Johannesburg - South Africa and southern Africa's landmark first government-owned satellite was scheduled to be launched later Tuesday from the central Asian republic of Kazakhstan aboard a Russian rocket. The 26-million-rand (3.5 million dollar) SumbandilaSat will be piggybacking on a Russian Soyuz rocket, which will blast off at 20:55:07 local time from the Baikonur cosmodrome in Kazakhstan to launch a Russian weather satellite called Meteor.
The 81-kilogram satellite, which will orbit 500 kilometres above the Equator and pass over South Africa four times a day, will collect images for use by government in agriculture, water management, urban planning and other domains.
Commissioned by the Department of Science and Technology from a company in the Western Cape, SumbandilaSat, which means "to lead the way" in Venda, a South African language, was originally supposed to be launched in 2006 from a Russian rocket over the Barents Sea.
But "geopolitical issues" torpedoed that launch, according to Khalid Manjoo, team leader for assembly, integration and testing at SunSpace & Information Systems, the company that built the satellite.
The United States was concerned about a Russian rocket being launched into orbit over its territory and Russia had to cancel the launch.
The project lay dormant until mid-2008 when South Africa and Russia signed a new agreement on space cooperation, which sees Russia launch the satellite pro bono.
Russia is also cooperating with South Africa on the establishment of South Africa's own space agency, which is expected to be launched by the end of the year.
This is the first government satellite in southern Africa.
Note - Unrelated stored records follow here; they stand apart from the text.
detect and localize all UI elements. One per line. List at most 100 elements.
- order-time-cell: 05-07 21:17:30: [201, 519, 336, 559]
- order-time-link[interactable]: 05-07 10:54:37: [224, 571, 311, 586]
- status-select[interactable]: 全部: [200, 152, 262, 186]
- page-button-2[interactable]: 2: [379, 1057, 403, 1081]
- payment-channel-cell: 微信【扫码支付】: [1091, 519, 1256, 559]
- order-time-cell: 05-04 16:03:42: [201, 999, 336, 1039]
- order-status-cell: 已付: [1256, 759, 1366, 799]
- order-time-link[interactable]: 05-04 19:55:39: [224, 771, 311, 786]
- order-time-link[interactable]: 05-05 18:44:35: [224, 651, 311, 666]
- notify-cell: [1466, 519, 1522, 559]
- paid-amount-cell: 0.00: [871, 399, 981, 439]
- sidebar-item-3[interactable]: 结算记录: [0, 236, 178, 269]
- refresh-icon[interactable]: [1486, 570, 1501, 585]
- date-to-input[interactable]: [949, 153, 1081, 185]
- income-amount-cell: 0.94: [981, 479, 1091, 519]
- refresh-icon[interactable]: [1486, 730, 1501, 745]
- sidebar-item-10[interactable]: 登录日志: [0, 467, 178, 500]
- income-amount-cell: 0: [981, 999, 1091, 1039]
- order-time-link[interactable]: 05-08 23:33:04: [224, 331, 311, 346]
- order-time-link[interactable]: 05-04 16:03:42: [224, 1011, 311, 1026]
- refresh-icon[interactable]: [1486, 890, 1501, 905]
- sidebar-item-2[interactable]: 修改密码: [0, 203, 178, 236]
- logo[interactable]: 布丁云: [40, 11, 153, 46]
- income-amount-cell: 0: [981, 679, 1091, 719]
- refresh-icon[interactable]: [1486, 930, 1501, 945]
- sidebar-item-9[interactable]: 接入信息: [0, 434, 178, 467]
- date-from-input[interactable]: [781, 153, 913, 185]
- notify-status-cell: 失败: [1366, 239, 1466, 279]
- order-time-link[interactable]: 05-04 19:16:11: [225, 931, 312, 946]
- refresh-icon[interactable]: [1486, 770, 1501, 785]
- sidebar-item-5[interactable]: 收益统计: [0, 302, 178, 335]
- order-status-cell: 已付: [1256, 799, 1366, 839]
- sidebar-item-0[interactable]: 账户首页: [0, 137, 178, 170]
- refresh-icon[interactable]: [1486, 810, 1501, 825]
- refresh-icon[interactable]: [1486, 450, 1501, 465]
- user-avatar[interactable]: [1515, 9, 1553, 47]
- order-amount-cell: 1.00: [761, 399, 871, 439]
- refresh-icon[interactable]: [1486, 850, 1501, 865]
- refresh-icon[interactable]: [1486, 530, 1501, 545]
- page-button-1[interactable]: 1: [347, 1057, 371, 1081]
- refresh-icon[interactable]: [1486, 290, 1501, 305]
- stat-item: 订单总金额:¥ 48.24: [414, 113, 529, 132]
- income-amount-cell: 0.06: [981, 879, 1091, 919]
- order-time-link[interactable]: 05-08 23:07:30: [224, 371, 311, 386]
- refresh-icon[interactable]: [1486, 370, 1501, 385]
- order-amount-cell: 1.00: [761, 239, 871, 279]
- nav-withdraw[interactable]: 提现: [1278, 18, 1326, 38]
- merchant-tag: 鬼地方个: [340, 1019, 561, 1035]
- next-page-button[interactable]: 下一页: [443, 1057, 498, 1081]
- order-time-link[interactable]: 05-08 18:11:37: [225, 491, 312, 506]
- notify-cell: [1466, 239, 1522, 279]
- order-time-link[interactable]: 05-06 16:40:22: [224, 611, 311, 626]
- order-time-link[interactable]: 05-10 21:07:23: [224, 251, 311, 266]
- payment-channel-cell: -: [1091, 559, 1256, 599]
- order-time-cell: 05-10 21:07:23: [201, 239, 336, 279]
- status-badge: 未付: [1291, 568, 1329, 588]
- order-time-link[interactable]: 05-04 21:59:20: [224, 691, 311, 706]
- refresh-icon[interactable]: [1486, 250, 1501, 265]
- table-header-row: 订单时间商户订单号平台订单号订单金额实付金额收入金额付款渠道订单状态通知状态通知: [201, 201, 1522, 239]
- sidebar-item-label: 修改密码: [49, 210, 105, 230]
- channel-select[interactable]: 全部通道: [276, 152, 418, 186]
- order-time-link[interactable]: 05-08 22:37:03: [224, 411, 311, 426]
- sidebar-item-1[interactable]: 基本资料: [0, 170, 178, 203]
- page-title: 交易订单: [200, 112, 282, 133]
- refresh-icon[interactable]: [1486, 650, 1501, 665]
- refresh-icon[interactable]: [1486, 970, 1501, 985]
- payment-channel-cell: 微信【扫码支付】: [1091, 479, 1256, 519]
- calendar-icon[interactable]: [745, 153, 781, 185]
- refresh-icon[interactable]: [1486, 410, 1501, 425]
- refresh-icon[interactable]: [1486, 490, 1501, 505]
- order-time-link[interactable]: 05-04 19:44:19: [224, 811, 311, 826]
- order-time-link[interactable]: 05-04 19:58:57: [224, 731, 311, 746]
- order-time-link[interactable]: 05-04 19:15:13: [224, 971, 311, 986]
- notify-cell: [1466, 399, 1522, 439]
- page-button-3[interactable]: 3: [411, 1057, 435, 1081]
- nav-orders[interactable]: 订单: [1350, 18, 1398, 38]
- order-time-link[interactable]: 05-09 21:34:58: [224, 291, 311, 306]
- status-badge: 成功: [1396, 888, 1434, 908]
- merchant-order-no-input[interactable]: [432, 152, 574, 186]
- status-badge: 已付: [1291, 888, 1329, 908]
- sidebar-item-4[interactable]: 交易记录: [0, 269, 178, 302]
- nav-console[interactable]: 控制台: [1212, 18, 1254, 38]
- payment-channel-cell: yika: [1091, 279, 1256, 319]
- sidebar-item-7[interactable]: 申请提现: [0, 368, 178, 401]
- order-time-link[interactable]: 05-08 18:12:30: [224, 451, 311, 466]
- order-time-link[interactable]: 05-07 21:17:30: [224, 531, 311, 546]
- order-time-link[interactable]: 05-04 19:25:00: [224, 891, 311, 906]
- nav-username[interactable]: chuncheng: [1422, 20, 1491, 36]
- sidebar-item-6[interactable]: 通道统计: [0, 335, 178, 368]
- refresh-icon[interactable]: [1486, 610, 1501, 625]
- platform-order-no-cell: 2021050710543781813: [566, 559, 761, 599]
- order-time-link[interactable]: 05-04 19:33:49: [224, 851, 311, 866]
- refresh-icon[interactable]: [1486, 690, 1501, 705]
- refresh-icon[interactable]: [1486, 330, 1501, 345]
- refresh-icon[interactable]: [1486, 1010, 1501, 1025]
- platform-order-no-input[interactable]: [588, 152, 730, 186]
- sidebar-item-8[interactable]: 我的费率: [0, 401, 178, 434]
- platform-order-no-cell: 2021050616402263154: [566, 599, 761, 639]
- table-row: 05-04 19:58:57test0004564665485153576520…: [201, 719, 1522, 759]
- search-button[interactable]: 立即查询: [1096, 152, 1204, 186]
Elsewhere in Africa, Egypt and Nigeria have also launched satellites. South Africa's first satellite, SunSat was launched in 1999 as an experiment by the University of Stellenbosch and exhausted its lifetime in space two years later.
SunSpace & Information Systems, the Stellenbosch-based company that developed the government satellite, was formed out of the SunSat project.
While SumbandilaSat will serve South Africa first and foremost, it can also be used to view "any part of southern Africa or the world," Manjoo told the German Press Agency dpa.
South Africa's ultimate aim is the creation of a constellation of satellites for disaster management in Africa, according to Manjoo. "This would be a technology demonstrator," he says.
The satellite's main imager, which has multispectral imaging (views light in different spectral bands) has a ground resolution of 6.25 metres, meaning it can identify any object that is 6.25 metres long.